By Barbara LaMonica
The period from roughly 1877 to the early 20th century demarks the era known as the “Gilded Age.” The term Gilded Age was first coined by Mark Twain who, in his usual ironic fashion, used the word gilded to denote something that was shiny on the surface, but corrupt underneath.
The Gilded Age coincided with a period of vast social and economic restructuring known as the Second Industrial Revolution. Urbanization and innovations in transportation, communication, production techniques and cheap immigrant labor opened up markets and allowed for the quick delivery of goods over vast distances. This growth in production created great wealth, but also great inequality and poverty, rendering the economic system inherently unstable, and culminating in the crash of 1929.
The industrialists of this period - the railroad men, the oilmen, the steel men and the bankers -epitomized the lifestyle of the Gilded Age. Luxurious houses along Fifth Avenue were furnished with rich fabrics, marble, gold, carved ornate furniture imported from Europe and expensive antiques and art collections. Many mansions had ballrooms that hosted parties for hundreds of people. With an abundance of disposable wealth, families such as the Fricks, the Morgans, the Vanderbilts and the Coes built weekend or summer homes along the North Shore of Long Island, known as the Gold Coast.
One such industrialist, Walter Jennings (1858-1933), built his estate in Lloyd Harbor. Jennings was the son of Standard Oil co-founder Oliver Burr Jennings, and was a first cousin to William, Percy and Geraldine Rockefeller. He was a director of Standard Oil New Jersey, president of the National Fuel Gas Company, director of the Bank of Manhattan, and trustee of the New York Trust Company, eventually to become Chase and Chemical Banks respectively.
Beginning in 1895, Jennings began buying property in Cold Spring Harbor* (in buying 374 acres Jennings also acquired the Glenada Hotel, which he tore down). In 1898, he engaged architects Carrere & Hastings to design a Georgian mansion and the Olmstead Brothers to create the formal gardens. Carrere & Hastings had both apprenticed to Stanford White, and among their impressive achievements in Manhattan are the main branch of the New York Public Library on 5th Avenue, The Standard Oil Building, the Henry Clay Frick House and the Cunard Building. The Olmstead Brothers’ famous creations include Central Park, Bayard Cutting Arboretum, Forest Park and Prospect Park.
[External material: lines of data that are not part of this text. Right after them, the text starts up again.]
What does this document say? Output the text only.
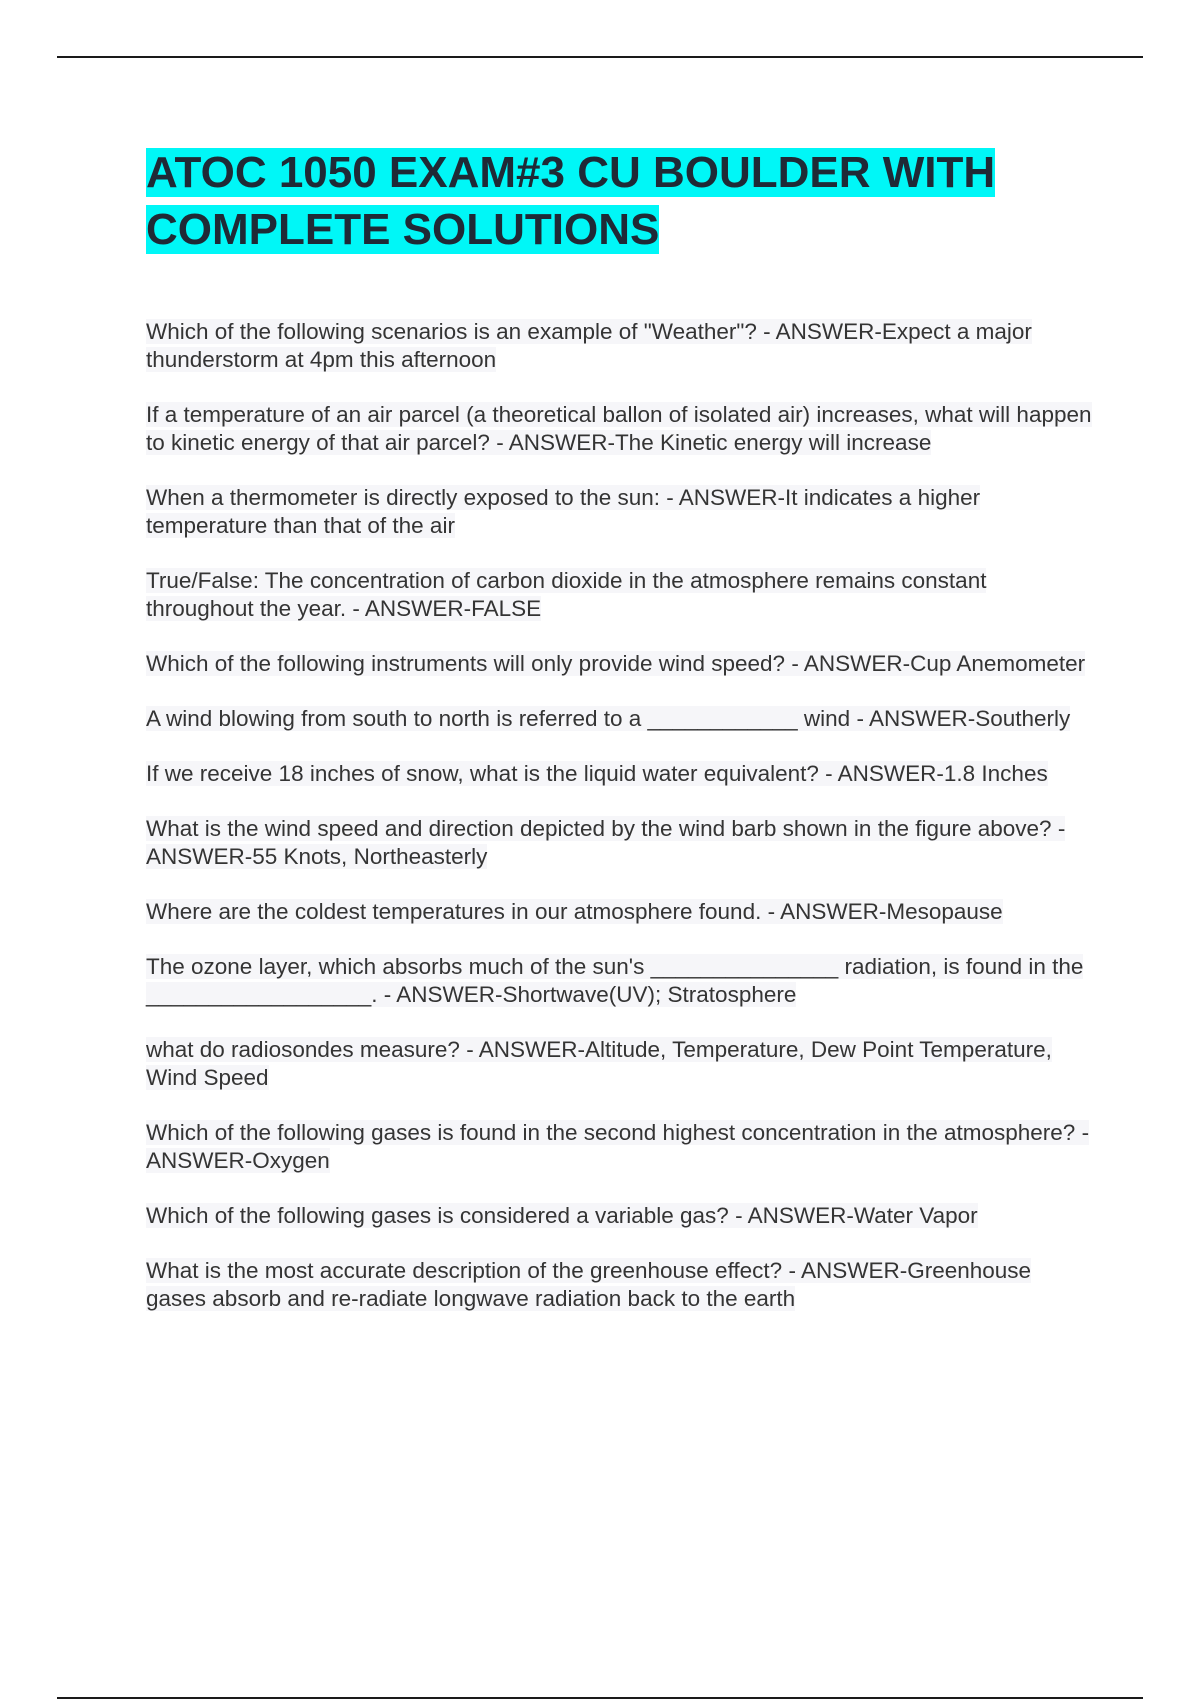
ATOC 1050 EXAM#3 CU BOULDER WITH COMPLETE SOLUTIONS
Which of the following scenarios is an example of "Weather"? - ANSWER-Expect a major thunderstorm at 4pm this afternoon
If a temperature of an air parcel (a theoretical ballon of isolated air) increases, what will happen to kinetic energy of that air parcel? - ANSWER-The Kinetic energy will increase
When a thermometer is directly exposed to the sun: - ANSWER-It indicates a higher temperature than that of the air
True/False: The concentration of carbon dioxide in the atmosphere remains constant throughout the year. - ANSWER-FALSE
Which of the following instruments will only provide wind speed? - ANSWER-Cup Anemometer
A wind blowing from south to north is referred to a ____________ wind - ANSWER-Southerly
If we receive 18 inches of snow, what is the liquid water equivalent? - ANSWER-1.8 Inches
What is the wind speed and direction depicted by the wind barb shown in the figure above? - ANSWER-55 Knots, Northeasterly
Where are the coldest temperatures in our atmosphere found. - ANSWER-Mesopause
The ozone layer, which absorbs much of the sun's _______________ radiation, is found in the __________________. - ANSWER-Shortwave(UV); Stratosphere
what do radiosondes measure? - ANSWER-Altitude, Temperature, Dew Point Temperature, Wind Speed
Which of the following gases is found in the second highest concentration in the atmosphere? - ANSWER-Oxygen
Which of the following gases is considered a variable gas? - ANSWER-Water Vapor
What is the most accurate description of the greenhouse effect? - ANSWER-Greenhouse gases absorb and re-radiate longwave radiation back to the earth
Jennings and his wife, Jean Brown Jennings, and their three children made Burrwood their summer residence. In retirement, Jennings moved permanently to Burrwood where he enthusiastically engaged in farming activities.
In a little over 50 years’ time, many of the Gold Coast Mansions were abandoned or torn down. The Great Depression, increased income taxes, rising land costs, high maintenance and personnel costs contributed to their demise as the cost of maintaining the estates became prohibitive. Some families lost their fortunes, or subsequent generations had less disposable income or simply found the style of the mansions not to their taste. Many estates were subdivided due to social and economic changes such as the movement to the suburbs of a growing middle class creating a demand for land to build single-family homes.
Jennings died in 1933. His will stipulated that his wife could continue to live at Burrwood, while leaving the estate to his son. After Mrs. Jennings’ death, The Industrial Home for the Blind purchased the mansion and 32.5 acres for $90,000 in 1951. In 1952, it opened as a residence for the blind, but by the early 1980’s the maintenance and personnel costs became too expensive. Additionally, the resident population was decreasing due to more community support services enabling the disabled to remain in their homes or with family. After the remaining residents relocated to nursing homes or other housing programs, the property was sold in 1987 for 5.5 million to a New Rochelle developer who intended to restore the mansion to a single family home and subdivide the rest of the land to build 10 homes.
However, the deal fell through and the mortgage holder seized the property. Another development company bought 10 lots and built houses. Unfortunately, there were no buyers willing to restore the house, and the Village of Lloyd Harbor had no landmark preservation ordinance in place that would have prevented destruction of the mansion. Burrwood was torn down in 1995. Property taxes at that time assessed at over $100,000 as well as 6.5 million dollars for restoration.
If you still want to see a vestige of Burrwood’s opulence, you can take a stroll in the Elizabeth Street Garden in Manhattan’s Little Italy. Among various sculptures, you can sit under an Olmstead iron wrought gazebo from the Burrwood estate.
*The property later became part of the Incorporated Village of Lloyd Harbor.